Rahkonen Jukka Jukka.Rahkonen at mmmtike.fi
Thu Aug 20 07:32:29 EDT 2009


Even Rouault wrote:
 
> Quoting Jukka Rahkonen <jukka.rahkonen at mmmtike.fi>:
> 
> > Hermann Peifer <peifer <at> gmx.eu> writes:
> >
> > >
> > > Jukka wrote
> >
> > > >
> > > > Did you try to use gdalwarp also for the second step with 
> > > > -srcnodata
> > value
> > [value...]?  I believe you did set
> > > some NODATA value in step 1 for the intermediate images.
> > > >
> > > > -Jukka Rahkonen-
> > >
> > > I did. However, the main problem with gdalwarp is its 
> performance. 
> > > So my
> > options seem to be:
> > >
> > > 1.
> > > gdalwarping 1500 ASTER tiles in 1 run into a 4GB 100m raster 
> > > output.tif = 5-10 days processing (my best estimate)
> > >
> > > 2.
> > > gdalwarping 1500 ASTER tiles 1-by-1 as an intermediate step, then 
> > > gdal_merge or gdal_translate to mosaic warped tiles into 
> output.tif 
> > > = smaller or larger NODATA areas in output.tif, along tile borders
> >
> > Hi,
> >
> > I decided to do a little test in order to see how slow 
> gdalwarp in in 
> > this kind of usage with my own imagery. My test plan was like this:
> >
> > 1. Original images: 199 JPEG2000 images, with 3 bands and 10000 by 
> > 10000 pixels each. All together make 28 gigabytes on disk 
> in lossless 
> > JPEG2000 format, or 60 GB uncompressed.
> >
> > 2. My first try with gdalbuildvtr
> > gdalbuildvrt -input_file_list gdalwarptest.txt gdalwarptest.vrt 
> > 0...10...20...30...40...50...60...70...80...90...100 - done.

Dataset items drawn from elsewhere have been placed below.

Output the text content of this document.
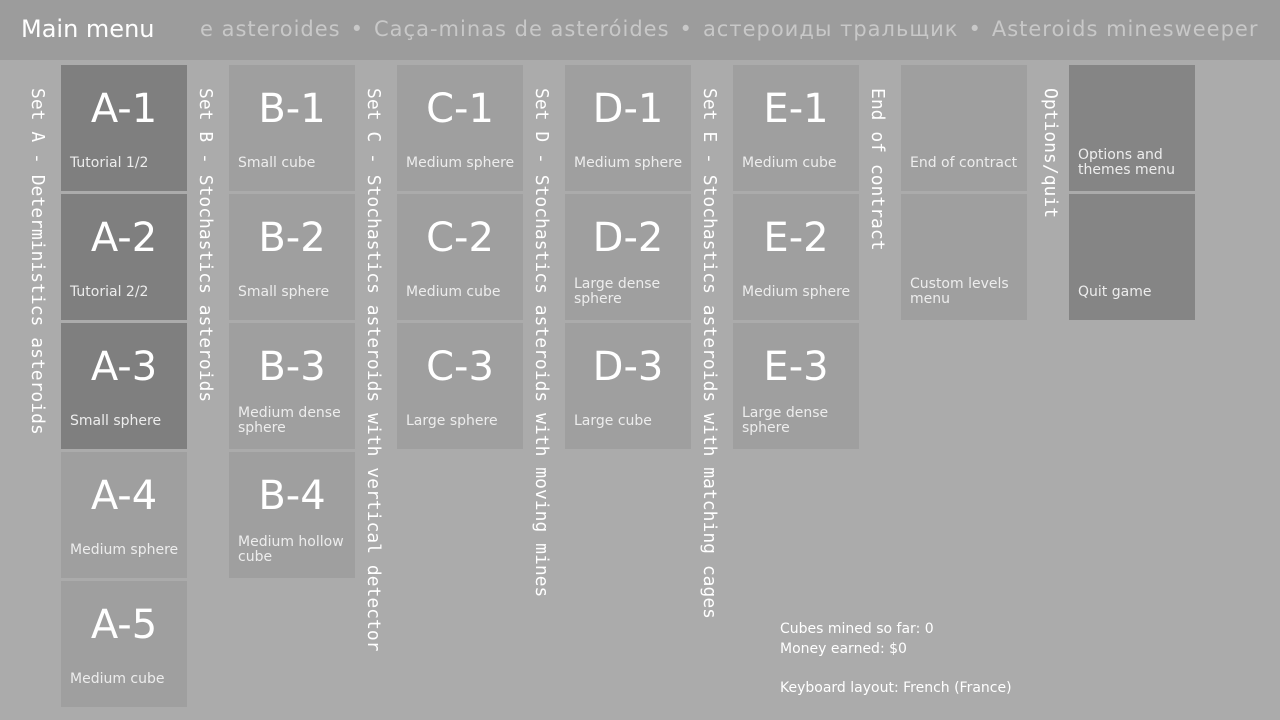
Main menu e asteroides • Caça-minas de asteróides • астероиды тральщик • Asteroids minesweeper
Set A - Deterministics asteroids	A-1
Tutorial 1/2
A-2
Tutorial 2/2
A-3
Small sphere
A-4
Medium sphere
A-5
Medium cube
Set B - Stochastics asteroids	B-1
Small cube
B-2
Small sphere
B-3
Medium dense sphere
B-4
Medium hollow cube	Set C - Stochastics asteroids with vertical detector	C-1
Medium sphere
C-2
Medium cube
C-3
Large sphere	Set D - Stochastics asteroids with moving mines	D-1
Medium sphere
D-2
Large dense sphere
D-3
Large cube	Set E - Stochastics asteroids with matching cages	E-1
Medium cube
E-2
Medium sphere
E-3
Large dense sphere
End of contract End of contract
Custom levels menu
Options/quit Options and themes menu
Quit game
Cubes mined so far: 0
Money earned: $0
Keyboard layout: French (France)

> > Nice experience, I like this little tool.
> >
> > 3. A try to make a tiff file from this virtual raster with gdalwarp 
> > gdalwarp -co BIGTIFF=YES -srcnodata 0 gdalwarptest.vrt 
> > gdalwarptest.tif Creating output file that is 182026P x 191204L.
> >
> >
> > Gdalwarp has now been running for 27 hours. Process is taking 70 
> > megabytes of memory and 5-15 percent of processor time. As 
> a result I 
> > have now output tiff file that is very, very slowly growing 
> in size. 
> > Now, after 27-hour run the filesize is 13 gigabytes. Judged by the 
> > filesize my new tiff file might be ready after 4-5 more days.  
> > However, I am not sure if this estimate is reliable.
> > The
> > gdalwarp status indicator is still showing just zero for me:
> > Processing input file gdalwarptest.vrt.
> > 0
> >
> > Conclusion: Too slow to be useful with my settings.

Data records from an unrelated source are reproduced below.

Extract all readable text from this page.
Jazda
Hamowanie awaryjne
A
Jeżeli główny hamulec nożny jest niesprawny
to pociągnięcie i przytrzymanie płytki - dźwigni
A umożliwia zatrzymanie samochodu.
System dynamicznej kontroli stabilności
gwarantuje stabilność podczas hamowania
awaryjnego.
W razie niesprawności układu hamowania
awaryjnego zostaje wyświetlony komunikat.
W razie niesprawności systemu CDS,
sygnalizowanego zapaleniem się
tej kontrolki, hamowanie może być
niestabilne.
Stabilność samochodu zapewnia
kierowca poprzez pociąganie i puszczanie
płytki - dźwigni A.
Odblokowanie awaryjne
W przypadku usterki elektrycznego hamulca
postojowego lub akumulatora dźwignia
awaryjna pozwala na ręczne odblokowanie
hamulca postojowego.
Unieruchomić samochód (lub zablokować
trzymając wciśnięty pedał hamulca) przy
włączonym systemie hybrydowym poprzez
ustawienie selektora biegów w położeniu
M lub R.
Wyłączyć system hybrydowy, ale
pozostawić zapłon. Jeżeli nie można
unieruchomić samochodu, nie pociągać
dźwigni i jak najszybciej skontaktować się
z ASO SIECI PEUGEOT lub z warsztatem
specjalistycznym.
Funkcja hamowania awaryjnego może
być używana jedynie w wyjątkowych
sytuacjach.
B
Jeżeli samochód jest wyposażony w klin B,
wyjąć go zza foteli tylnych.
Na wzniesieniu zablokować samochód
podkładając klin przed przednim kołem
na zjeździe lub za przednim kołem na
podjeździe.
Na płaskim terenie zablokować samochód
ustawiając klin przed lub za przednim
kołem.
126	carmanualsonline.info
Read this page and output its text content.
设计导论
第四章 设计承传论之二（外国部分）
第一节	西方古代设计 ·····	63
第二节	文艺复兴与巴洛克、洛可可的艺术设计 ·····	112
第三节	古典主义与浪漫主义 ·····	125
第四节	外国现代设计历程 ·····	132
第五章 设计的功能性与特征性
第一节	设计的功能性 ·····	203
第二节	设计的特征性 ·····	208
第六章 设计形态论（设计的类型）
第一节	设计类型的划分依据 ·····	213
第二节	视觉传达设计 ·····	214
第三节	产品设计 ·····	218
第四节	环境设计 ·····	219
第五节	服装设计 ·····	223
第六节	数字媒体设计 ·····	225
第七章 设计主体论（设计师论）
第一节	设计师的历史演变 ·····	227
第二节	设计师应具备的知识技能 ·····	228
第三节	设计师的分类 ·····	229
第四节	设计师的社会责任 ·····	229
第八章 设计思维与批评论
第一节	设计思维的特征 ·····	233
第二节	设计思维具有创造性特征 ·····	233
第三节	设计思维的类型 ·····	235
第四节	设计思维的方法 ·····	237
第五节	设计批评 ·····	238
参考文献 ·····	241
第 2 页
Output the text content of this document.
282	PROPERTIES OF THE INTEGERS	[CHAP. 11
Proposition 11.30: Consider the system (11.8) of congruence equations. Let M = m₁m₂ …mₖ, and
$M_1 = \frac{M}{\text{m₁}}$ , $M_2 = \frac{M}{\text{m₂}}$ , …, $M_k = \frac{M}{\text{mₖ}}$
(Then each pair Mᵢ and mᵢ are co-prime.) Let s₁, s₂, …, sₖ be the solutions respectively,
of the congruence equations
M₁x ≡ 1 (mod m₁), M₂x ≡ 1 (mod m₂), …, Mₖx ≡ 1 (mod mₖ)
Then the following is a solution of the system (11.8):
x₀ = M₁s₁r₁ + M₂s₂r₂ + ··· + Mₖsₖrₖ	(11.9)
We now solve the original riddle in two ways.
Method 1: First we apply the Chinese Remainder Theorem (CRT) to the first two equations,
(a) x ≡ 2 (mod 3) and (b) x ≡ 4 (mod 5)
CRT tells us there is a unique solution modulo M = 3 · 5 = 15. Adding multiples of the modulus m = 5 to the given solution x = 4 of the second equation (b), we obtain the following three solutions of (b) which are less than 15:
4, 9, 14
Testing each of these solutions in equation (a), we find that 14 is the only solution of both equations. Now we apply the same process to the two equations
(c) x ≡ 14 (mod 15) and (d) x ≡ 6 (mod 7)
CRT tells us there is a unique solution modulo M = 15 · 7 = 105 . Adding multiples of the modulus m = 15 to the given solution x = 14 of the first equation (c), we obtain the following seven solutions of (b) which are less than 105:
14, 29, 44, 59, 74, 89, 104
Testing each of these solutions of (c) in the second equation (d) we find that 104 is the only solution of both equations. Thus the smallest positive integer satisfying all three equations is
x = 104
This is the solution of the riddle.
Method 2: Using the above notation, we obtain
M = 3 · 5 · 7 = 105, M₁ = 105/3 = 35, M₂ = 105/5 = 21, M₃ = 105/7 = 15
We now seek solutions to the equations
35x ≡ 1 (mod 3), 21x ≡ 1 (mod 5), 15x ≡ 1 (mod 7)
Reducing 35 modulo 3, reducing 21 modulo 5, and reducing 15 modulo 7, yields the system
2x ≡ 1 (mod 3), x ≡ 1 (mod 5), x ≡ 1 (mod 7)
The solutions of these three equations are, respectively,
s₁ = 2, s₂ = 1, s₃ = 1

> > Question 1: Should it work this way?
> > Question 2: If yes, is it worth trying to find the limits 
> when it goes 
> > too slow and perhaps file a ticket?
> 
> Jukka, you can probably speed up considerably the gdalwarp 
> process by adding "-co TILED=YES" to the gdalwarp 
> commandline. For such a big output file, using the default 
> stripped structure of a TIFF will be very inefficient because 
> the way gdalwarp proceeds (by sort of tiles) causes a lot of 
> cache thrashing and I/O. A little of tuning with the "-wm 
> XXX", "-config GDAL_CACHEMAX YYY" and -multi options might also help.

I can have a try. I want to change just on option at a time and now it
is running with -co TILED=YES option. I will see tomorrow how did it do.
Now I can say just that in the beginning things looked much better.
Memory consumption and processor load were much higher and disk unit
went more silently. But after some half an hour the conversion  seems to
have almost stopped at 2,302,729,094 bytes output file size.  Gdalwarp
reserves 390 megabytes of memory and utilises 5-15 percent of processor
time.

Can you suggest any reasonable values for other parameters? This old
machine is running on Windows XP Pro and it has only 1 GB memory and one
3 GHz processor.
I do not have myself a real need for making large mosaics through .vrt
files at the moment, but as the set-up is ready and the computer
otherwise idle I can well let it run and gather some hopefully
comparable numbers. I have also a bit more powerful computer with 8
cores that I can use for final run if there is a reason to believe that
gdalwarp can do the job with some settings. I guess -multi stands for
multithreading and it may suit well the 8-core system.